HIST 295 05: Seminar: Slavery in the Americas (3). An examination of slavery, abolition movements and emancipation in North America, the Caribbean, and Latin America. Emphasis is on the use of primary sources and class discussion of assigned readings. If you take this topic as 295 you cannot repeat it as HIST 366. (HU) DeLaney.

Fall 2012 topics:

HIST 295-01: Doomsday Science Then and Now (3). In recent years, scientific doomsday literature has surged, along with popular publications of a similar kind. The threat of major impacts by comets or asteroids, and indications of climate change, global warming and sea level rise have deepened anxiety about a possible end to civilization-as-we-know-it. This increase in doomsday concern, in part founded on new scientific observations and insights, also receives input from politics and religion as well as from its historical place in the discourse of human destiny. A preoccupation with global catastrophes, past and future, and related to the study of contemporary local and regional floods, earthquakes, volcanic eruptions and the like, has a long history in Western culture. Bringing that history to bear on the current concerns may deepen our understanding of the forces that drive the doomsday discussions in today’ society. This course looks at doomsday science and scientists from the past two and a half centuries, examining late-modern theories of global catastrophe, and explores why, in the course of the twentieth century, neo-catastrophism has given renewed legitimacy to fears of “our final hour.” (HU) Rupke.

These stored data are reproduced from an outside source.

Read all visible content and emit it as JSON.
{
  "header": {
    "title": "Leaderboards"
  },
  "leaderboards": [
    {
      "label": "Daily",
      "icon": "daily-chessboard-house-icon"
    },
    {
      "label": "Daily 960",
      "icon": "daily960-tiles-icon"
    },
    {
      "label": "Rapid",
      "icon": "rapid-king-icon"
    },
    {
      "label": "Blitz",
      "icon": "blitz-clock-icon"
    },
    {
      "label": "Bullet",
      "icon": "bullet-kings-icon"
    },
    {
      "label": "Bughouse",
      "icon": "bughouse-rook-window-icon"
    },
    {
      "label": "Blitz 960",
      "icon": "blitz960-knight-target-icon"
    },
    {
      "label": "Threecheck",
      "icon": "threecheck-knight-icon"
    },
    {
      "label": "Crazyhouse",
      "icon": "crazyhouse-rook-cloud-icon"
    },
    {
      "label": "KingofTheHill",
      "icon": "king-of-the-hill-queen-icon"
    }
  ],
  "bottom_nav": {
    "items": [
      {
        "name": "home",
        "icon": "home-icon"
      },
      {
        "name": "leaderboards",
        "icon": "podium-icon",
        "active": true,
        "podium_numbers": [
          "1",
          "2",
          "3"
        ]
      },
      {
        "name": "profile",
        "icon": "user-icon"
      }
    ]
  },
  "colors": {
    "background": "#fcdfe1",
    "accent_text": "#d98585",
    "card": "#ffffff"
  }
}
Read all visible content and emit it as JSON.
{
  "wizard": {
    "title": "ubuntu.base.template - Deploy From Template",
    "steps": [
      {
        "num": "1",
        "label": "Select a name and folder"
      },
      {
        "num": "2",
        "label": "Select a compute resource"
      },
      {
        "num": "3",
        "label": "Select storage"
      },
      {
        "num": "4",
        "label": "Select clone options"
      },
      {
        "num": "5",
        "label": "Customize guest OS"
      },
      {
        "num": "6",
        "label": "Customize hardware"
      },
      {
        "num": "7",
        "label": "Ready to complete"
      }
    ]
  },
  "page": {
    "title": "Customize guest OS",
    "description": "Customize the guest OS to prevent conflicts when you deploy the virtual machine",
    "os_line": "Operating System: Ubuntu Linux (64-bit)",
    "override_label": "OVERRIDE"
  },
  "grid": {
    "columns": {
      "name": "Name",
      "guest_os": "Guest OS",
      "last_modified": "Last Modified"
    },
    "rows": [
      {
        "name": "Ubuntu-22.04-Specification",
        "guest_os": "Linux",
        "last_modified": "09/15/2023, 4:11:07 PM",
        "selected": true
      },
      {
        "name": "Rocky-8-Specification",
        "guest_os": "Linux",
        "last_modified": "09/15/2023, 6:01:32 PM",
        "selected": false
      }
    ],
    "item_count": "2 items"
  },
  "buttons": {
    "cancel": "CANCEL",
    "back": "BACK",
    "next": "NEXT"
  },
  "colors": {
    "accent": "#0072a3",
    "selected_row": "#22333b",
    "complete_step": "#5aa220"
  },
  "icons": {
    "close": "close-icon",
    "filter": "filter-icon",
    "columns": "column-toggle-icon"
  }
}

HIST 295-02: The Intellectual History of Black Civil Rights from W. E. B. Du Bois to Barack Obama (3). This course focuses on the major proponents of African-American Civil Rights and the rationale for racial equality. Special attention is given to W. E. B. Du Bois, Marcus Garvey, James Weldon Johnson, Richard Wright, Zora Neal Hurston, Ralph Ellison, Charles Hamilton Houston, James Baldwin, Martin Luther King Jr., and Barack Obama. (HU) DeLaney.

HIST 295-03: Seminar: Darwin and his Critics: the History of Evolutionary Biology (3). The theory of organic evolution is widely considered one of the greatest discoveries of modern science, impacting science and society alike. By and large, the theory has been identified with Darwin and his famous On the Origin of Species. Yet, to what extent is Darwinian theory a cultural construct rather than a factual discovery? In opposition to orthodox Darwinians, such as Ernst Mayr and Richard Dawkins, there have been many critics, ranging from intelligent design advocates in the Anglo-American world to structuralist evolutionary thinkers in the Germanic world, the latter often allied to liberal Christianity. (HU) Rupke.